A Python package following the scikit-learn API for model-based clustering and generalized mixture modeling (latent class/profile analysis) of continuous and categorical data. StepMix handles missing values through Full Information Maximum Likelihood (FIML) and provides multiple stepwise Expectation-Maximization (EM) estimation methods.
https://stepmix.readthedocs.io/en/latest/index.html
MIT License
56 stars 4 forks source link

Wrong number of classes with predict (2 instead of 3) #11

Closed giguerch closed 1 year ago

giguerch commented 1 year ago

from sklearn import datasets import pandas as pd from stepmix.stepmix import StepMix

iris = datasets.load_iris().data iris = pd.DataFrame(iris)

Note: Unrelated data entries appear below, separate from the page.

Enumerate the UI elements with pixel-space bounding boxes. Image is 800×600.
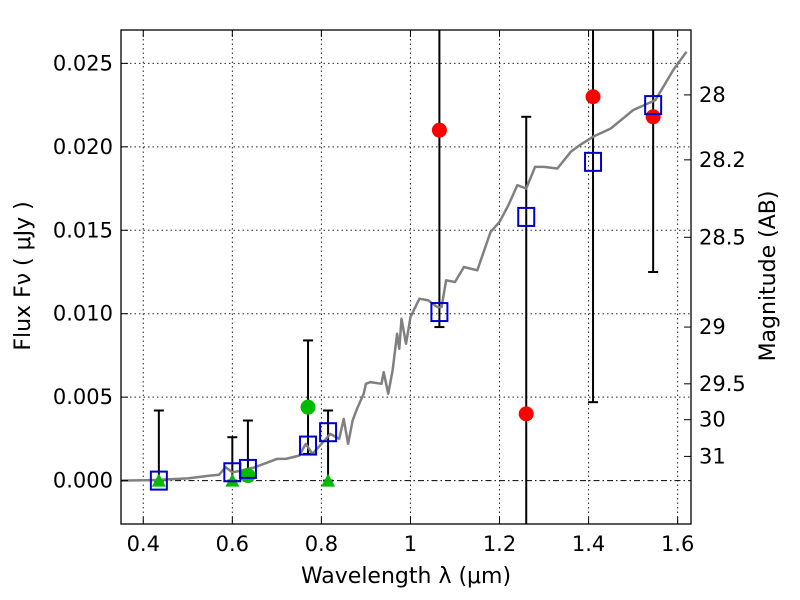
y-tick-labels: 0.000 0.005 0.010 0.015 0.020 0.025 bbox=[53, 51, 113, 492]
y2-tick-label: 28 bbox=[699, 83, 726, 107]
x-tick-label: 1.4 bbox=[572, 532, 605, 556]
x-axis-label: Wavelength λ (μm) bbox=[301, 564, 511, 589]
y-axis-label: Flux Fν ( μJy ) bbox=[11, 201, 36, 350]
plot-frame bbox=[120, 29, 692, 525]
circle-marker bbox=[585, 89, 601, 105]
square-marker bbox=[517, 206, 536, 227]
y-tick-label: 0.000 bbox=[53, 469, 113, 493]
square-marker bbox=[299, 435, 318, 456]
y-tick-label: 0.015 bbox=[53, 218, 113, 242]
y-tick-label: 0.005 bbox=[53, 385, 113, 409]
circle-marker bbox=[518, 406, 534, 422]
y2-tick-label: 29 bbox=[699, 315, 726, 339]
square-marker bbox=[584, 151, 603, 172]
x-tick-label: 0.8 bbox=[305, 532, 338, 556]
square-marker bbox=[430, 302, 449, 323]
y-tick-label: 0.020 bbox=[53, 135, 113, 159]
square-marker bbox=[319, 422, 338, 443]
triangle-marker bbox=[321, 473, 336, 487]
triangle-marker bbox=[151, 473, 166, 487]
circle-marker bbox=[431, 122, 447, 138]
x-tick-label: 0.6 bbox=[216, 532, 249, 556]
circle-marker bbox=[645, 109, 661, 125]
x-tick-labels: 0.4 0.6 0.8 1 1.2 1.4 1.6 bbox=[127, 532, 695, 556]
square-marker bbox=[238, 458, 257, 479]
y2-tick-label: 28.5 bbox=[699, 225, 746, 249]
y-tick-label: 0.010 bbox=[53, 302, 113, 326]
model-sed-line bbox=[120, 50, 688, 482]
y2-axis-label: Magnitude (AB) bbox=[756, 191, 781, 362]
y2-tick-label: 29.5 bbox=[699, 372, 746, 396]
triangle-marker bbox=[225, 473, 240, 487]
y2-tick-label: 30 bbox=[699, 408, 726, 432]
x-tick-label: 1.6 bbox=[661, 532, 694, 556]
y2-tick-label: 31 bbox=[699, 444, 726, 468]
data-points bbox=[149, 89, 663, 491]
square-marker bbox=[644, 95, 663, 116]
axis-ticks bbox=[121, 30, 691, 524]
x-tick-label: 1.2 bbox=[483, 532, 516, 556]
error-bars bbox=[153, 30, 659, 524]
circle-marker bbox=[300, 399, 316, 415]
y-tick-label: 0.025 bbox=[53, 51, 113, 75]
y2-tick-label: 28.2 bbox=[699, 148, 746, 172]
square-marker bbox=[149, 470, 168, 491]
grid bbox=[121, 30, 691, 524]
y2-tick-labels: 28 28.2 28.5 29 29.5 30 31 bbox=[699, 83, 746, 468]
circle-marker bbox=[240, 468, 256, 484]
x-tick-label: 0.4 bbox=[127, 532, 160, 556]
x-tick-label: 1 bbox=[404, 532, 417, 556]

Now we use the stepmix package.

ir = iris.iloc[:,2:4] model = StepMix(n_components=3, n_steps = 1, measurement="gaussian_unit", random_state=1235) model.fit(ir) pr = model.predict(ir)

pr Out[30]: array([2, 2, 2, 2, 2, 2, 2, 2, 2, 2, 2, 2, 2, 2, 2, 2, 2, 2, 2, 2, 2, 2, 2, 2, 2, 2, 2, 2, 2, 2, 2, 2, 2, 2, 2, 2, 2, 2, 2, 2, 2, 2, 2, 2, 2, 2, 2, 2, 2, 2, 1, 1, 1, 1, 1, 1, 1, 1, 1, 1, 1, 1, 1, 1, 1, 1, 1, 1, 1, 1, 1, 1, 1, 1, 1, 1, 1, 1, 1, 1, 1, 1, 1, 1, 1, 1, 1, 1, 1, 1, 1, 1, 1, 1, 1, 1, 1, 1, 2, 1, 1, 1, 1, 1, 1, 1, 1, 1, 1, 1, 1, 1, 1, 1, 1, 1, 1, 1, 1, 1, 1, 1, 1, 1, 1, 1, 1, 1, 1, 1, 1, 1, 1, 1, 1, 1, 1, 1, 1, 1, 1, 1, 1, 1, 1, 1, 1, 1, 1, 1], dtype=int64)

sachaMorin commented 1 year ago

That can happen with bad initializations or difficult data and the model collapses to two classes. You can see with model.predict_proba(ir) that the probability for the first class is just never the highest one.

I would suggest using all the Iris features. Or using measurement="gaussian_diag" to fit a variance parameter.